Le débat sur la laïcité soulève parfois les passions, en France comme au Québec.

Le débat sur la laïcité soulève parfois les passions, en France comme au Québec.

Ici, on débat sur le projet de loi 94 et la laïcité ouverte. Là-bas, dans plusieurs villes et communes, on célèbre aujourd'hui la fête de la laïcité, le 105e anniversaire de la Loi de séparation de 1905. Par exemple, on plantera l'Arbre de la laïcité à 11h dans les jardins de l'hôtel de ville de Cognac. Selon la presse, pour l'ensemble des intervenants de cette journée, il s'agit de défendre la liberté de conscience ainsi que «le vivre ensemble», dans le respect des croyances.

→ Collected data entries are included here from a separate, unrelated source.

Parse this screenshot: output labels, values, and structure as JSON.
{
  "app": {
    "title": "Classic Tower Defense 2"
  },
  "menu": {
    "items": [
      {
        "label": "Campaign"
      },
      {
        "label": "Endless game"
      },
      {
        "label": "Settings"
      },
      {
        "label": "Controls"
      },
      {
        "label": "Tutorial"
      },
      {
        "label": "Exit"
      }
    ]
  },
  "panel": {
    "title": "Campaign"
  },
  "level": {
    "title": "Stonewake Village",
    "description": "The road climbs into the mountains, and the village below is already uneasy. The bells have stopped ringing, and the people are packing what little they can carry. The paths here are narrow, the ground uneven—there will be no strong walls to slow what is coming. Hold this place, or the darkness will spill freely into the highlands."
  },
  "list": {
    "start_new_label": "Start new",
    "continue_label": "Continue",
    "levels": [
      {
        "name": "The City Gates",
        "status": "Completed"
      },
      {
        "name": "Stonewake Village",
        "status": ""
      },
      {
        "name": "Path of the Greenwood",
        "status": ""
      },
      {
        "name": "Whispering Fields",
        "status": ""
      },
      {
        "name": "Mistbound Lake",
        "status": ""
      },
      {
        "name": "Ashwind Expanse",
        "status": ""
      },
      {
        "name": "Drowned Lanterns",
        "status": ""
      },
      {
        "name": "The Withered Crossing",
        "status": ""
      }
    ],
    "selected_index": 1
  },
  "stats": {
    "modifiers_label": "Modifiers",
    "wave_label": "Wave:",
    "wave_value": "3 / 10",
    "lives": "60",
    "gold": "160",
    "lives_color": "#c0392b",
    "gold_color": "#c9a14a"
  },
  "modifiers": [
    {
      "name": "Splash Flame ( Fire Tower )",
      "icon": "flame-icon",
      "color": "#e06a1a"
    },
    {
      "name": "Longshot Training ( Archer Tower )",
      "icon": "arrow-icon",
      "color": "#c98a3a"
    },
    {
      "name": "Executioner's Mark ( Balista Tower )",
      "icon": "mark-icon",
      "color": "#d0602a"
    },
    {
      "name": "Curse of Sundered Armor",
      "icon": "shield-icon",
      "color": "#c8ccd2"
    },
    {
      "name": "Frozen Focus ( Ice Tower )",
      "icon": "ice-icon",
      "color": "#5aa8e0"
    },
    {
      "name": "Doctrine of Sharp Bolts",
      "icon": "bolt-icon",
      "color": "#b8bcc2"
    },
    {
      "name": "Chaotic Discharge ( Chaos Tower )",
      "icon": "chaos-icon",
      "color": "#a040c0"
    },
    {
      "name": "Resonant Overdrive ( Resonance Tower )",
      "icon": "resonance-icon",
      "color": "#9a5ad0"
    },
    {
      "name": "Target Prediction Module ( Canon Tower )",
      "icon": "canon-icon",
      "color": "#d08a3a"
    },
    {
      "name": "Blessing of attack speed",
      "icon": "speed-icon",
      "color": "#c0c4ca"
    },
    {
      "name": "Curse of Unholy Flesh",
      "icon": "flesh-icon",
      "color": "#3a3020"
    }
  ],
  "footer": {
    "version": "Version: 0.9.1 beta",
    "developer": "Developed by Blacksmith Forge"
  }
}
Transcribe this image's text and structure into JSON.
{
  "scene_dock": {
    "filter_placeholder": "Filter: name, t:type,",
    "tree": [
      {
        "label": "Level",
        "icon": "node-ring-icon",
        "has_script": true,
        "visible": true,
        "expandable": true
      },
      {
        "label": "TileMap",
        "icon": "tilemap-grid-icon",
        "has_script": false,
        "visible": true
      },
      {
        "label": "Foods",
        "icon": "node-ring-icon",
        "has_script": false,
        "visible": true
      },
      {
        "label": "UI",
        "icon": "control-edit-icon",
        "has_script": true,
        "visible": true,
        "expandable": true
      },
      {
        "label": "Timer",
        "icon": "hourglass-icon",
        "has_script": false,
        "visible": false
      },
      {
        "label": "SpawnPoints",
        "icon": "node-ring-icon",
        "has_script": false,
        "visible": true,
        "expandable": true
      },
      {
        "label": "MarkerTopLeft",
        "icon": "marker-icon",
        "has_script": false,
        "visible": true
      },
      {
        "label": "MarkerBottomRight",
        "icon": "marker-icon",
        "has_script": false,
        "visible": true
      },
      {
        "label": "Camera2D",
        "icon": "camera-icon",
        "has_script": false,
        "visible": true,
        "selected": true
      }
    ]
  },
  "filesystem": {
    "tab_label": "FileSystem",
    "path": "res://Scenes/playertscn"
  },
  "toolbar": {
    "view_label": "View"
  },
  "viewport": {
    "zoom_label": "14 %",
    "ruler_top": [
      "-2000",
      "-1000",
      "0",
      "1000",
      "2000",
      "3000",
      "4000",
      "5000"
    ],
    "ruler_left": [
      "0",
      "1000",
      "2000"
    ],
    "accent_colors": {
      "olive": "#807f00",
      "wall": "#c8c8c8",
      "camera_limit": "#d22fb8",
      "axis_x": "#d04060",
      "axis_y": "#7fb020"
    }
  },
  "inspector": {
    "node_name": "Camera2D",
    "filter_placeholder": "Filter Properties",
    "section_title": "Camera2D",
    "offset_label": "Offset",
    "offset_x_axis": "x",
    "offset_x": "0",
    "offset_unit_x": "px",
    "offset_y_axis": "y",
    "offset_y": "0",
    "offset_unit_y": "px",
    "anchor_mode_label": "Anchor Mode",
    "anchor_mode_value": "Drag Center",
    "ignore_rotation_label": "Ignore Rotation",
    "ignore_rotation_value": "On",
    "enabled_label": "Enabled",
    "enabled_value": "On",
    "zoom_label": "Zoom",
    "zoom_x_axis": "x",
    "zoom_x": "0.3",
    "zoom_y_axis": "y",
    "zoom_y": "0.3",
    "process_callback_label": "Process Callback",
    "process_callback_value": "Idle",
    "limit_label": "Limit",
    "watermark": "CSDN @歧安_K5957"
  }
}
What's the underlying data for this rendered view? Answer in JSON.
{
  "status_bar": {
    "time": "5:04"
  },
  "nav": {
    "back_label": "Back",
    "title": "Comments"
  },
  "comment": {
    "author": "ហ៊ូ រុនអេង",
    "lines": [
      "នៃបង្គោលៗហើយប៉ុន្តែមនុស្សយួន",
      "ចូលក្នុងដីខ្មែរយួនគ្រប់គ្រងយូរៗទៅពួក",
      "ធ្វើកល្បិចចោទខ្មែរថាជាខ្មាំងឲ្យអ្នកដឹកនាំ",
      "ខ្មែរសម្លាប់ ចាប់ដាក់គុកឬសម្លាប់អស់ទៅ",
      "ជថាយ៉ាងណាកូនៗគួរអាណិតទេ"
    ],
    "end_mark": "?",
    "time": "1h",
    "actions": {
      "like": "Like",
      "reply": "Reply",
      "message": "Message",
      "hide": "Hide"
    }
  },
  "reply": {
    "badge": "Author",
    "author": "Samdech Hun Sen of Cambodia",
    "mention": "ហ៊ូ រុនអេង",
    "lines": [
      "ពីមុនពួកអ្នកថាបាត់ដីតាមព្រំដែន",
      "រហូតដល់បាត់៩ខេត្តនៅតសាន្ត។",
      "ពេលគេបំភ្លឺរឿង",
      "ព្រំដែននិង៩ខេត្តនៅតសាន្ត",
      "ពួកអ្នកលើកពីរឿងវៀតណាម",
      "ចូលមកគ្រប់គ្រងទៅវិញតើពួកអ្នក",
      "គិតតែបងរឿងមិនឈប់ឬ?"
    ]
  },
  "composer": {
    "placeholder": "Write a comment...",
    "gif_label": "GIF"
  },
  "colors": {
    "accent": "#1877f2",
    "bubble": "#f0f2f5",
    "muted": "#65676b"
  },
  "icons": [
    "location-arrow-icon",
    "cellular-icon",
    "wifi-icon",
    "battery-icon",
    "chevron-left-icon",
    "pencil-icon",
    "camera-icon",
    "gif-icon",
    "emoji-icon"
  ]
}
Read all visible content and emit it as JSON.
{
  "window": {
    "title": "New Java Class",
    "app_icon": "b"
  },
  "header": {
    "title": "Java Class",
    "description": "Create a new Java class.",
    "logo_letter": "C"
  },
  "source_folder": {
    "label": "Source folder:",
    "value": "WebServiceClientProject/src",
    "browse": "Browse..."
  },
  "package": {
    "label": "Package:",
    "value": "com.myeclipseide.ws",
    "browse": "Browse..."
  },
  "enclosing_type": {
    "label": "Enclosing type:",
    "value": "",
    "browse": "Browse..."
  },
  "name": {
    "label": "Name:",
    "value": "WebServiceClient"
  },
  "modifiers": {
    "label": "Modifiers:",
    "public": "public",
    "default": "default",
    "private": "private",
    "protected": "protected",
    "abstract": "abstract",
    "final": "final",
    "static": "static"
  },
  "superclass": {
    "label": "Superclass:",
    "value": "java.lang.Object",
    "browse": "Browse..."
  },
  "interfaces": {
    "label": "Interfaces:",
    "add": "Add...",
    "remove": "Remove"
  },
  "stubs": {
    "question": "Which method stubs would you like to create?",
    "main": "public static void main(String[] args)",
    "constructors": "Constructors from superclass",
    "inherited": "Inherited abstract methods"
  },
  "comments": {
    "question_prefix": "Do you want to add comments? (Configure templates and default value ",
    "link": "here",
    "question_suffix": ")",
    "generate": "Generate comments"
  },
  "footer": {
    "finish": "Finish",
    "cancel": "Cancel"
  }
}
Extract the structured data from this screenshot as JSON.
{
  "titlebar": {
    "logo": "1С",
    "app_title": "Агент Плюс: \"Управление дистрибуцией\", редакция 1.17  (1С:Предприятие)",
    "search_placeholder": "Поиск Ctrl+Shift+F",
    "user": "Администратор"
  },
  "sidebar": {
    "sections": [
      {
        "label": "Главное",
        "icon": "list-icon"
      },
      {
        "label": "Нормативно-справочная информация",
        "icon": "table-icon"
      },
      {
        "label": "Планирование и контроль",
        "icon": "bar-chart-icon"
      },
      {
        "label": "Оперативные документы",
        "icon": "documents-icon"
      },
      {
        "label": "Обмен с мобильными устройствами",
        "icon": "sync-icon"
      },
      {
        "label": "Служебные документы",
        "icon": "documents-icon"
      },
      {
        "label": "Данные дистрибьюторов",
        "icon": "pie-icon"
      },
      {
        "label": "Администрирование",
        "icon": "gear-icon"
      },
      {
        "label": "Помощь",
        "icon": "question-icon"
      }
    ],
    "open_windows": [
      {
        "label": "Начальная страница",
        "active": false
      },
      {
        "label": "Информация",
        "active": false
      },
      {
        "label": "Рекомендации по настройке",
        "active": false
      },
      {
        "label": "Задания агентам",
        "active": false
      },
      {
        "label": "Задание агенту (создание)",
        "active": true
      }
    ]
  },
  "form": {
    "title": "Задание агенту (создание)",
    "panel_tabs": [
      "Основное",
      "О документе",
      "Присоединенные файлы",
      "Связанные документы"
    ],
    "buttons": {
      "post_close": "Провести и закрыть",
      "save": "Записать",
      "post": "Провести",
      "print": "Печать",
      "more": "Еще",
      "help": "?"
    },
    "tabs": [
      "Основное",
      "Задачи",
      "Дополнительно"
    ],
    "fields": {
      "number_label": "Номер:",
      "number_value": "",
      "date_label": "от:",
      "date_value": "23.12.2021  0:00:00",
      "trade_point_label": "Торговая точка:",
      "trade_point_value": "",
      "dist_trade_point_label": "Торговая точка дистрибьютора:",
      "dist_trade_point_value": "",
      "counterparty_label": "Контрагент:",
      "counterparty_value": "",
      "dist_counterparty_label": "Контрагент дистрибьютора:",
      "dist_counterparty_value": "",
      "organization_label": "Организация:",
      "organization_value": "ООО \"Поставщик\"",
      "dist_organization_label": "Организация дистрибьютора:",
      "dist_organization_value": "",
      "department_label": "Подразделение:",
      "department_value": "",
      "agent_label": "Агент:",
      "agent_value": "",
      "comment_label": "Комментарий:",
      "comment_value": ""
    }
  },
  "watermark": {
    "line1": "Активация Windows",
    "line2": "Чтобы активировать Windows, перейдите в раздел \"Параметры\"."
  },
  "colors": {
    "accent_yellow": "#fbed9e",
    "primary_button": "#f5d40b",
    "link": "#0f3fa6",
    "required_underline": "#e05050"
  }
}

Toutefois, ce vivre ensemble ne se retrouve pas partout. Ainsi, à La Ferté-Saint-Cyr (Loir-et-Cher), dans la nuit du 4 au 5 décembre, des individus s'en sont pris à la crèche de Noël installée devant la mairie. La contestation des crèches de Noël refait surface à l'occasion. Ainsi, le Tribunal administratif d'Amiens vient d'annuler au nom du principe de laïcité une décision du conseil municipal de Montiers, qui avait décidé en 2008 d'installer une crèche de Noël sur la place. Le nouveau maire refuse cependant de démonter ladite crèche et la fait déplacer le long du cimetière de la commune. Selon le requérant victorieux, «a laïcité ne s'aménage pas» et «il faut traquer ses atteintes partout où elles se trouvent. La religion doit rester dans le domaine du privé».

Cette décision du tribunal administratif va en sens contraire d'une autre de la Cour suprême américaine qui a accepté en 1984 qu'une municipalité du Rhode Island puisse installer une crèche de la Nativité lui appartenant dans un parc public (Lynch c. Donnelly). L'arrêt d'Amiens a soulevé de nombreuses protestations, dont celle d'un lecteur: «Ça me dégoute!  La France est par tradition catholique.  Je ne suis pas croyant, mais merde... vive Noël, le marché de Noël, les églises dans nos villages.»

En janvier 2010, le Tribunal administratif de Rennes a annulé la subvention accordée par le conseil général du Morbihan (4500 euros !) pour la réalisation du socle de la statue de Jean-Paul II à Ploërmel. Les juges ont considéré que «la liberté de conscience» et «la neutralité du service public à l'égard des cultes» n'ont pas été respectées: la statue de Jean Paul II, érigée «sur une place publique», présente un « caractère ostentatoire » du fait que la croix qui la surplombe est «le symbole de la religion chrétienne».  

À Nice, le conseil municipal vient aussi de voter une subvention de 7600 euros pour défrayer le sculpteur ayant réalisé un buste de Jean-Paul II; les défenseurs de la laïcité se préparent aussi à contester la résolution devant le tribunal administratif.

L'intolérance, plutôt que la laïcité ouverte, conduit à des positions radicales quant à l'utilisation de l'espace public par les confessions religieuses ou pour montrer des signes religieux.

Ainsi, en novembre 2009, les Suisses ont voté par référendum à 57 % pour l'interdiction de tout minaret sur leur territoire. L'affaire a été portée devant la Cour européenne des droits de l'Homme qui l'entendait il y a quelques semaines. Invoquant les articles 9 et 14 de la convention, les requérants soutiennent que l'interdiction constitutionnelle de construction de nouveaux minarets en Suisse constitue une violation de la liberté religieuse des musulmans et une discrimination en raison de leur religion.  

Devant la cour, le European Center for Law and Justice a plaidé que le référendum suisse, tout comme l'interdiction du voile islamique, constituent des désaveux de la conception pluraliste, tolérante et multiculturelle de la liberté religieuse ; conception qui a prévalu depuis la Seconde Guerre mondiale dans l'interprétation de l'article 9 de la convention.

On croirait lire le rapport Bouchard-Taylor.